The loudest argument about AI infrastructure right now is binary: it’s either an unprecedented boom or an unsustainable bubble. LOADSTAR’s first Reality Report scored 35 U.S. regions against that question directly, and the answer isn’t either — it’s mostly mixed. Three regions score Real (≥68 on the 0–100 index): buildout backed by brick, grid, and outcome, not just a press release. Nineteen land in Mixed (45–67): real activity, but announced capacity that outruns what’s actually been confirmed. Nine are Uncertain — not phantom, just short on corroborating evidence either way. Zero regions today are fully unbacked hype.

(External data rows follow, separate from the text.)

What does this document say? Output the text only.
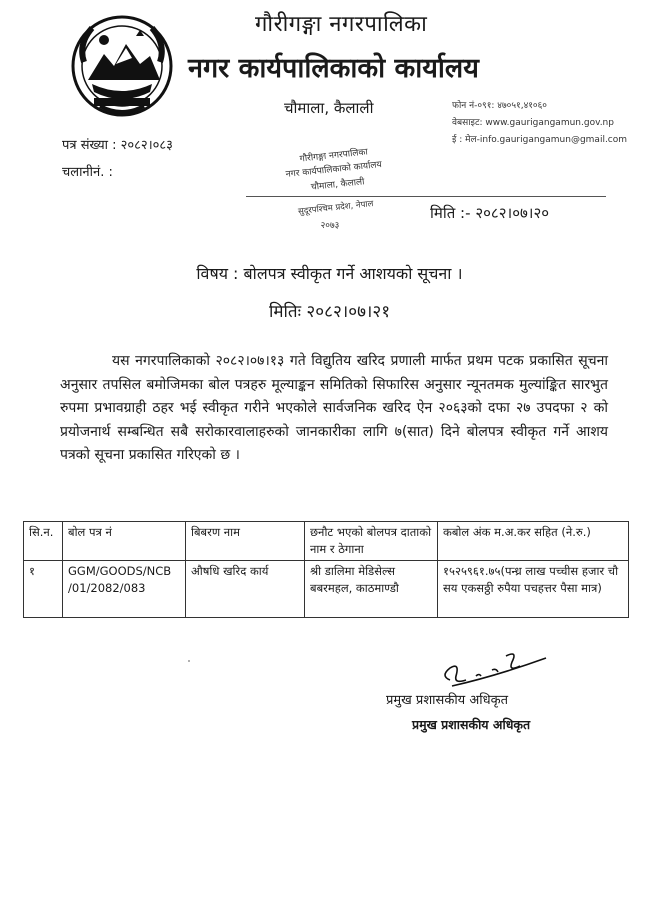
गौरीगङ्गा नगरपालिका
नगर कार्यपालिकाको कार्यालय
चौमाला, कैलाली	फोन नं-०९१: ४७०५१,४१०६०
वेबसाइट: www.gaurigangamun.gov.np
ई : मेल-info.gaurigangamun@gmail.com
पत्र संख्या : २०८२।०८३
चलानीनं. :
गौरीगङ्गा नगरपालिका
नगर कार्यपालिकाको कार्यालय
चौमाला, कैलाली
सुदूरपश्चिम प्रदेश, नेपाल
२०७३
मिति :- २०८२।०७।२०
विषय : बोलपत्र स्वीकृत गर्ने आशयको सूचना ।
मितिः २०८२।०७।२१
यस नगरपालिकाको २०८२।०७।१३ गते विद्युतिय खरिद प्रणाली मार्फत प्रथम पटक प्रकासित सूचना अनुसार तपसिल बमोजिमका बोल पत्रहरु मूल्याङ्कन समितिको सिफारिस अनुसार न्यूनतमक मुल्यांङ्कित सारभुत रुपमा प्रभावग्राही ठहर भई स्वीकृत गरीने भएकोले सार्वजनिक खरिद ऐन २०६३को दफा २७ उपदफा २ को प्रयोजनार्थ सम्बन्धित सबै सरोकारवालाहरुको जानकारीका लागि ७(सात) दिने बोलपत्र स्वीकृत गर्ने आशय पत्रको सूचना प्रकासित गरिएको छ ।
सि.न.	बोल पत्र नं	बिबरण नाम	छनौट भएको बोलपत्र दाताको नाम र ठेगाना	कबोल अंक म.अ.कर सहित (ने.रु.)
१	GGM/GOODS/NCB /01/2082/083	औषधि खरिद कार्य	श्री डालिमा मेडिसेल्स बबरमहल, काठमाण्डौ	१५२५९६१.७५(पन्ध्र लाख पच्चीस हजार चौ सय एकसठ्ठी रुपैया पचहत्तर पैसा मात्र)
प्रमुख प्रशासकीय अधिकृत
प्रमुख प्रशासकीय अधिकृत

Each regional score combines two equally-weighted halves: Announcement Credibility and Outcome Materialization — in plain terms, whether the announcement has independent signals behind it, and whether anything has actually gotten built. A region only scores Real if both halves hold up; a loud announcement with no permit, no energy contract, and no hiring behind it doesn’t clear the bar no matter how large the headline number.
The clearest illustration is Northern Virginia, the country’s densest data center market: a Reality Index of 77.2, with 6 of 8 tracked signals corroborated, 31 confirmed data centers, and roughly 29 GW sitting in the interconnection queue. Even here — the market with the strongest track record — the report’s central finding holds: phantom risk rarely shows up as an entirely fake region. It shows up as a gap inside a real one, capacity that got announced faster than the grid or the physical build could catch up.
This is a descriptive snapshot, not a prediction — LOADSTAR doesn’t yet claim to know which of today’s Mixed regions resolve toward Real or toward Phantom; that validated track record closes around December 2026. The full per-region breakdown, including the live map behind these numbers, is public.